Beyond the mansplaining is the larger concern articulated in Heather Love’s Feeling Backward: Loss and the Politics of Queer History (2007): “for those marked as temporally backward, the stakes of being identified as modern or non-modern” have been “extremely high.” Calling a black poet “postmodern” too often takes the form of a hall pass issued by the literary establishment: all y’all can stay put back there, but she’s coming with us. Philip clearly has a different us in mind and at heart. Even where this kind of exceptionalism is not implied or intended, questions may linger for the black artist: Does postmodernism involve “moving on”? A free-for-all in the archive where everything becomes equal-opportunity “material”? What, or who, gets lost if I or my book become postmodern?

Philip has more to say to her interlocutor: “you losing something perhaps the most significant aspect of it if you don’t understand how the kya kya kya kari basin postmodern long before the term was coined.” Terms, for Philip, are “coined”: they are part of an economy of value that she knows was not minted with poets such as her in mind. Remaining outside of—or at least in vocal disagreement with—a system of literary classification is important because it allows us to see how these systems function. It archives the way bodies such as hers were and remain both overclassified (priced and shipped in the past; surveyed, diagnosed, and convicted now) and outside the classifications that confer protection and sympathy: poet, Citizen, human.

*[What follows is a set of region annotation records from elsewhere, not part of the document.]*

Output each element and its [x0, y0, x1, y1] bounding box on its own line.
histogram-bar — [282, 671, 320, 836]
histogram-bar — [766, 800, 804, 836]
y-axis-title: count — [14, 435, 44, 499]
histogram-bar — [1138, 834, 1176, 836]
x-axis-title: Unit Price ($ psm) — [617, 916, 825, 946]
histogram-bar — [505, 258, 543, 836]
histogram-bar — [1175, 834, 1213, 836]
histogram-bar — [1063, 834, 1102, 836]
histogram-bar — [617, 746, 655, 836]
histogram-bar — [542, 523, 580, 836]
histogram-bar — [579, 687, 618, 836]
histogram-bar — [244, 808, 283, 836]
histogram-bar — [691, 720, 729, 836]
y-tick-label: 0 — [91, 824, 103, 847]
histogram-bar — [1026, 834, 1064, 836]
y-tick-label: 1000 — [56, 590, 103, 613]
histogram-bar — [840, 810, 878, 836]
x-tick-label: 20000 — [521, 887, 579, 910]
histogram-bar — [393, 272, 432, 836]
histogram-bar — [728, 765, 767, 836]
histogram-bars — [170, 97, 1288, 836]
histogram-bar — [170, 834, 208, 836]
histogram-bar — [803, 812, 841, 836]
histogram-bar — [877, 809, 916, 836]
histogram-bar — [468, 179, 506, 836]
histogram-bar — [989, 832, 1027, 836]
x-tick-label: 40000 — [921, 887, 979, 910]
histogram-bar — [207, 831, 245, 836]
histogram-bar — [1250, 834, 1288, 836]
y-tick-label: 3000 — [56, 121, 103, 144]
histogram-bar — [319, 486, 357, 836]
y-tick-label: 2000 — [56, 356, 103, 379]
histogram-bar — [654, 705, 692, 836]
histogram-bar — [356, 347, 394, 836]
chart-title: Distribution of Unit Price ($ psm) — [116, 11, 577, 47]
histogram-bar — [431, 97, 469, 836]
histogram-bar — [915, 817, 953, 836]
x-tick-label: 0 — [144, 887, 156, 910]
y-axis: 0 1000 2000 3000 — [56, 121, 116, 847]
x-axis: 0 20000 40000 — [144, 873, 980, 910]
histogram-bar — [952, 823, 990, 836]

“Human” might seem like a coherent term, but Philip begs to differ. For those enslaved in the “kari basin” and beyond, many of the Enlightenment’s most beloved key words—“freedom,” “will,” “reason,” and yes, “human”—have always been highly paradoxical. The idea of postmodernism might need some historicizing, and republication might be just the gesture to remind us that the cutting edge drew blood a while back. Getting in the cut with M. NourbeSe Philip means inhabiting the maternal paradox that “dis place” between the legs always involves “displacement.” Honoring “all the mothers” to whom the book is dedicated—honoring Philip—does not mean reproducing particular formal strategies, whether lyric or conceptual. As Alice Walker wrote of Phillis Wheatley, “It is not so much what you sang, as that you kept alive . . . the notion of song.”